I have also been doing a lot of walking too (approx 5 miles a day).

Although I still blog on the neuropsychology of addiction on my other blog (kinda alcoholic having two blogs isn’t it?) http://insidethealcoholicbrain.com/ my heart and soul is moving noticeably back into the world of recovery and doing recovery.

My head has been learning what my heart knows already.

Not just turning up at a meeting and sharing my experience and insights but also doing low level service, like always helping clear up after the meeting, stacking chairs, moving tables etc.

I have also enjoyed talking to newcomers. It has been fascinating meeting people where they are at.

Rather than using my memory banks to relate my stories of treatment and recovery,  I am more interested in their own spiritual journeys of self discovery.  I kinda feel excited for them.

It is always spiritually nourishing to see people suddenly get it, to see the light of recognition and acceptance of their condition start shining a new light in their eyes. The beginnings of psychic change and a spiritual awakening about their condition.

I go to chapel  but rarely see this type of transformation. Perhaps the people at mass aren’t as spiritually ill as us? I am not so sure sometimes.

I shared this with an earthling/normie who had some experience of 12 step groups and she agreed most enthusiastically that the conversions one sees in 12 step groups appears more profound than any she experienced in chapel.

It makes one think this – how is is that a hopeless drunk can suddenly be so dramatically altered in his or her views of the world and those in it. How come they can come to accept a higher power in their lives so readily? Almost as if they had some strange disposition towards this?

Is this part of the gift of desperation? Is it partly an acceptance of seeing it work in others and this encourages one to explore this themselves?

Is it because there is close link about being humiliated by alcohol and the necessary ego deflation which leads to humility (for me humility is tied up with accepting one needs help and then asking for and receiving it)?

When i came to AA I was determined not to do the God thing but I intuitively understood the spiritual thing.

I had been a practicing Buddhist on and off over a decade or more and firmly believed that all suffering comes from an attachment to the self. I still do.

Hadn’t I already been looking for a spiritual solution to my problems?

 

 

Both my parents were very religious and both had issues with alcohol (my father before I was born) and drugs (Valium in my mothers case). In fact my parish priest was an alcoholic and my father would have to go the the parish house at least half an hour prior to mass to make sure he was sober enough to take mass.
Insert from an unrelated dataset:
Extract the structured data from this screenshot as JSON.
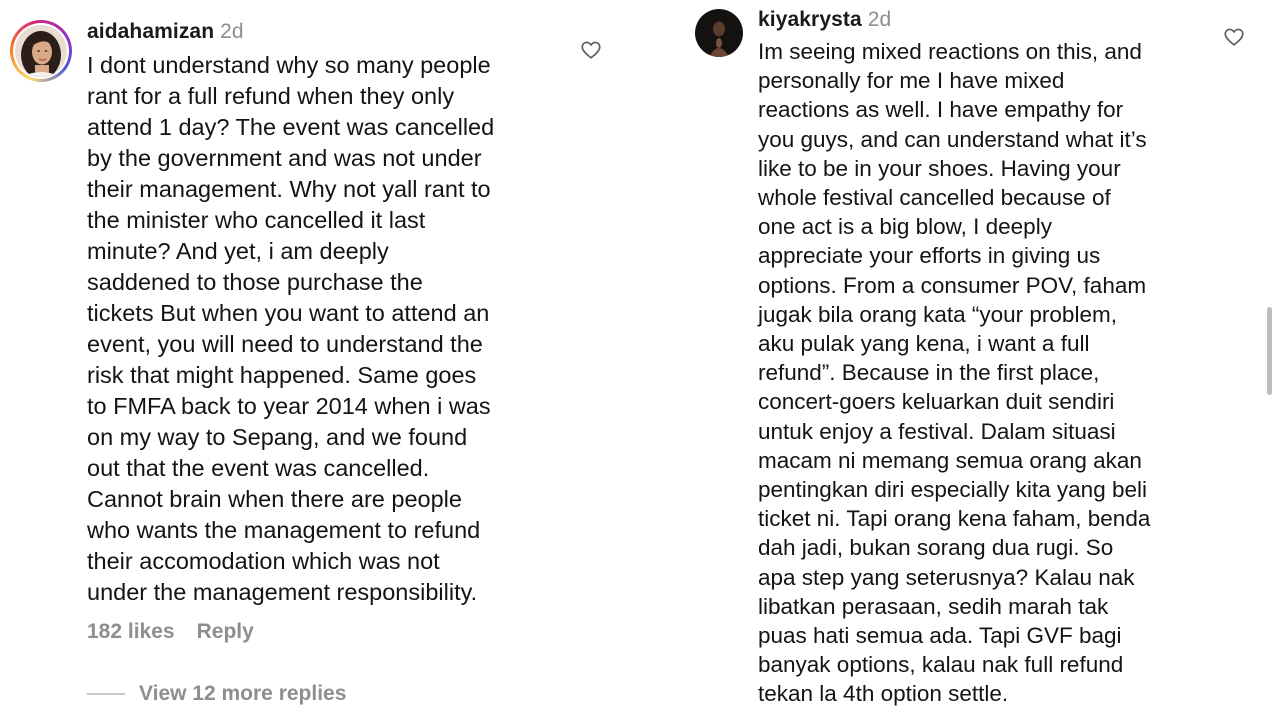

A beautiful man he was too, our local priest but an active alcoholic.

Was I born into this world with a spiritual thirst, a thirst for communion with the infinite, something beyond the self, with the divine in order to escape the often emotionally painful limitations of the self?

Has it always been necessary for me, spirituality? Does in balance my inherent lackings?
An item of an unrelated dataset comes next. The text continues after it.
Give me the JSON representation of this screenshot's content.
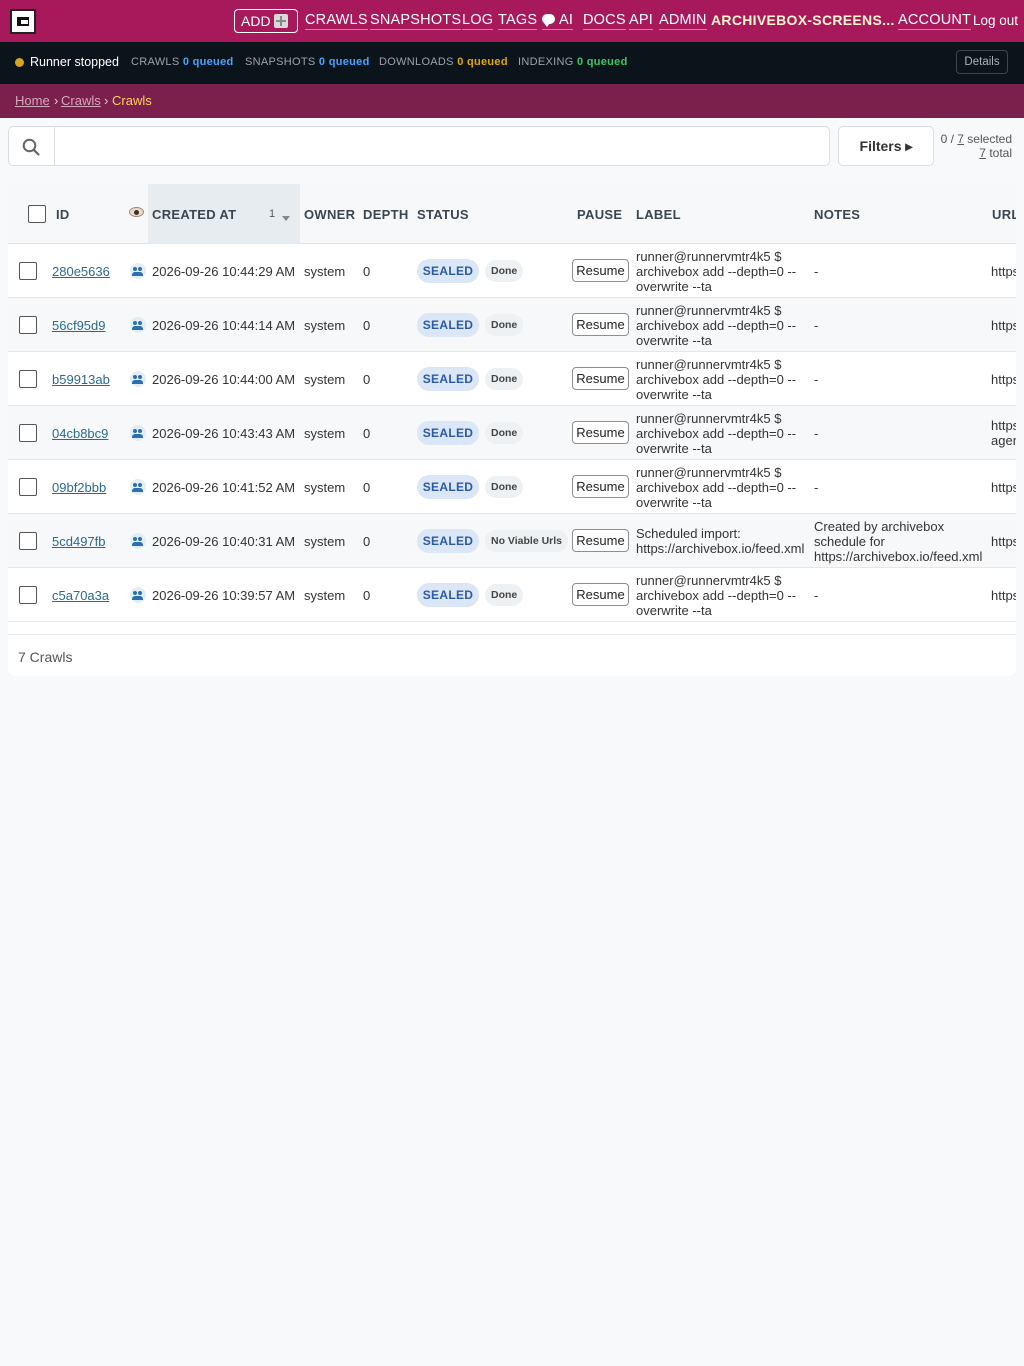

Before I went to mass I meditated for half an hour. I used this Christian meditation where I simply lie in a corpse position on my back and wait or God’s Grace. Sometimes I utter the words “Come Holy Spirit Come” and give myself wholly to His Grace.

Then I have this creeping feeling of peace, of stillness, of quiet.
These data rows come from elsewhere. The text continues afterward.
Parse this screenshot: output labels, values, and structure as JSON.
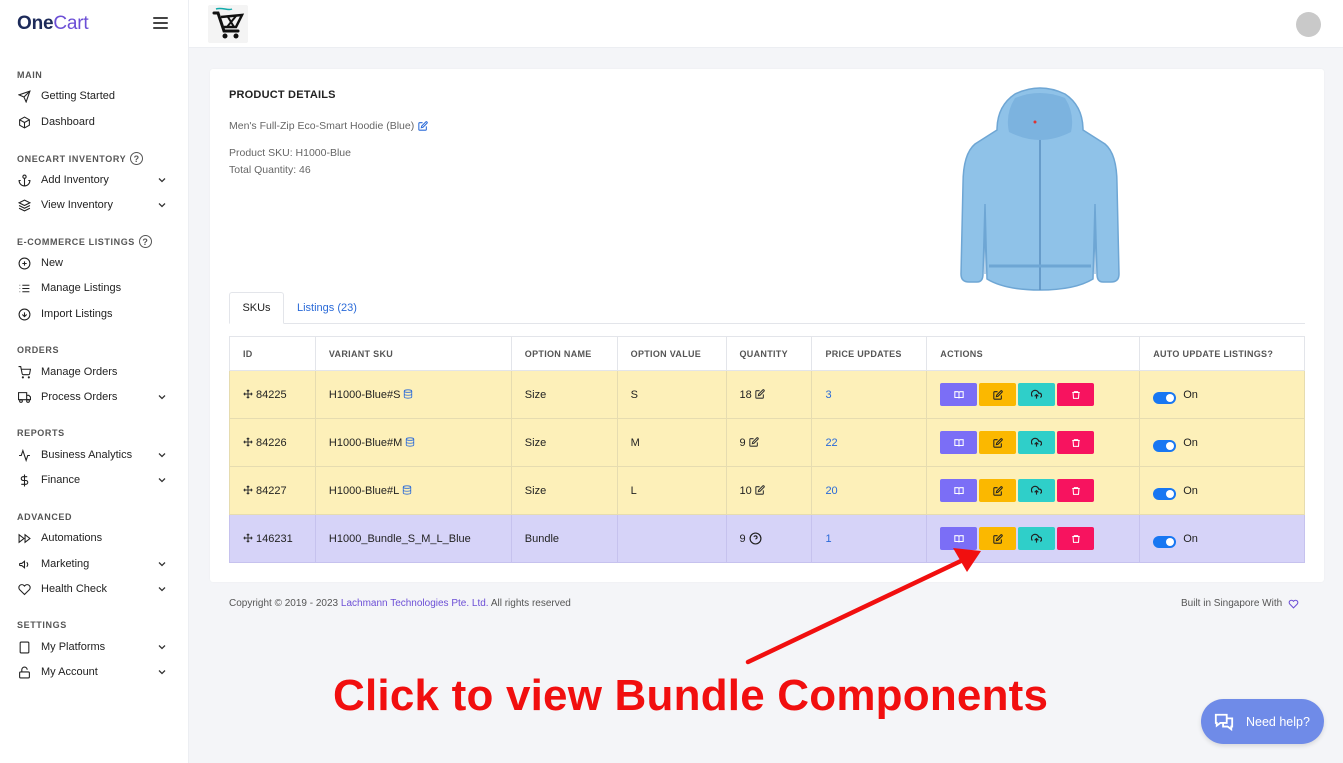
{
  "brand": {
    "one": "One",
    "cart": "Cart"
  },
  "sidebar": {
    "sections": [
      {
        "label": "MAIN"
      },
      {
        "label": "ONECART INVENTORY"
      },
      {
        "label": "E-COMMERCE LISTINGS"
      },
      {
        "label": "ORDERS"
      },
      {
        "label": "REPORTS"
      },
      {
        "label": "ADVANCED"
      },
      {
        "label": "SETTINGS"
      }
    ],
    "items": [
      {
        "label": "Getting Started",
        "icon": "send-icon"
      },
      {
        "label": "Dashboard",
        "icon": "cube-icon"
      },
      {
        "label": "Add Inventory",
        "icon": "anchor-icon",
        "has_dropdown": true
      },
      {
        "label": "View Inventory",
        "icon": "layers-icon",
        "has_dropdown": true
      },
      {
        "label": "New",
        "icon": "plus-circle-icon"
      },
      {
        "label": "Manage Listings",
        "icon": "list-icon"
      },
      {
        "label": "Import Listings",
        "icon": "download-circle-icon"
      },
      {
        "label": "Manage Orders",
        "icon": "cart-icon"
      },
      {
        "label": "Process Orders",
        "icon": "truck-icon",
        "has_dropdown": true
      },
      {
        "label": "Business Analytics",
        "icon": "activity-icon",
        "has_dropdown": true
      },
      {
        "label": "Finance",
        "icon": "dollar-icon",
        "has_dropdown": true
      },
      {
        "label": "Automations",
        "icon": "fast-forward-icon"
      },
      {
        "label": "Marketing",
        "icon": "megaphone-icon",
        "has_dropdown": true
      },
      {
        "label": "Health Check",
        "icon": "heart-icon",
        "has_dropdown": true
      },
      {
        "label": "My Platforms",
        "icon": "tablet-icon",
        "has_dropdown": true
      },
      {
        "label": "My Account",
        "icon": "lock-icon",
        "has_dropdown": true
      }
    ]
  },
  "product": {
    "title": "PRODUCT DETAILS",
    "name": "Men's Full-Zip Eco-Smart Hoodie (Blue)",
    "sku": "Product SKU: H1000-Blue",
    "total_quantity": "Total Quantity: 46"
  },
  "tabs": [
    {
      "label": "SKUs"
    },
    {
      "label": "Listings (23)"
    }
  ],
  "table": {
    "headers": [
      "ID",
      "VARIANT SKU",
      "OPTION NAME",
      "OPTION VALUE",
      "QUANTITY",
      "PRICE UPDATES",
      "ACTIONS",
      "AUTO UPDATE LISTINGS?"
    ],
    "rows": [
      {
        "id": "84225",
        "variant_sku": "H1000-Blue#S",
        "option_name": "Size",
        "option_value": "S",
        "quantity": "18",
        "price_updates": "3",
        "auto_update": "On"
      },
      {
        "id": "84226",
        "variant_sku": "H1000-Blue#M",
        "option_name": "Size",
        "option_value": "M",
        "quantity": "9",
        "price_updates": "22",
        "auto_update": "On"
      },
      {
        "id": "84227",
        "variant_sku": "H1000-Blue#L",
        "option_name": "Size",
        "option_value": "L",
        "quantity": "10",
        "price_updates": "20",
        "auto_update": "On"
      },
      {
        "id": "146231",
        "variant_sku": "H1000_Bundle_S_M_L_Blue",
        "option_name": "Bundle",
        "option_value": "",
        "quantity": "9",
        "price_updates": "1",
        "auto_update": "On"
      }
    ]
  },
  "footer": {
    "copyright_prefix": "Copyright © 2019 - 2023 ",
    "company": "Lachmann Technologies Pte. Ltd.",
    "copyright_suffix": " All rights reserved",
    "built": "Built in Singapore With"
  },
  "annotation": "Click to view Bundle Components",
  "help": {
    "label": "Need help?"
  },
  "colors": {
    "accent": "#6c4fd6",
    "link": "#2a6ad8",
    "row_yellow": "#fdf0b9",
    "row_purple": "#d6d3f8",
    "btn_view": "#7b6ef6",
    "btn_edit": "#fbb800",
    "btn_upload": "#2fcfc9",
    "btn_delete": "#f7135f",
    "annotation_red": "#f10f0f"
  }
}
I have some of the thoughts I normally have but they do not effect me, they are no longer exerting any distress and I no longer react to them. They are no longer propelling me out of bed and into some course of action.

They are my thoughts devoid of anxiety, devoid of emotional pain.  But they are still mine but cwtched in the comforting embrace of God.

To be an addict about it – it is like an analgesic, a pain killer in a sense. Like an opiate but without the disappearance from reality, instead remaining still but present in the now, in this moment.

The best way I can help explain further is in relation to the video below where Thomas Merton describes contemplation and mystical union with God.

This helped me a great deal this video because when talking of God we have to be careful we are not creating a self construction of God which leaves us still in the finite parameters of self and self delusion.

It is beyond self but it is a realm in which the self communes with that beyond oneself. Thomas Merton explains it better than I ever could!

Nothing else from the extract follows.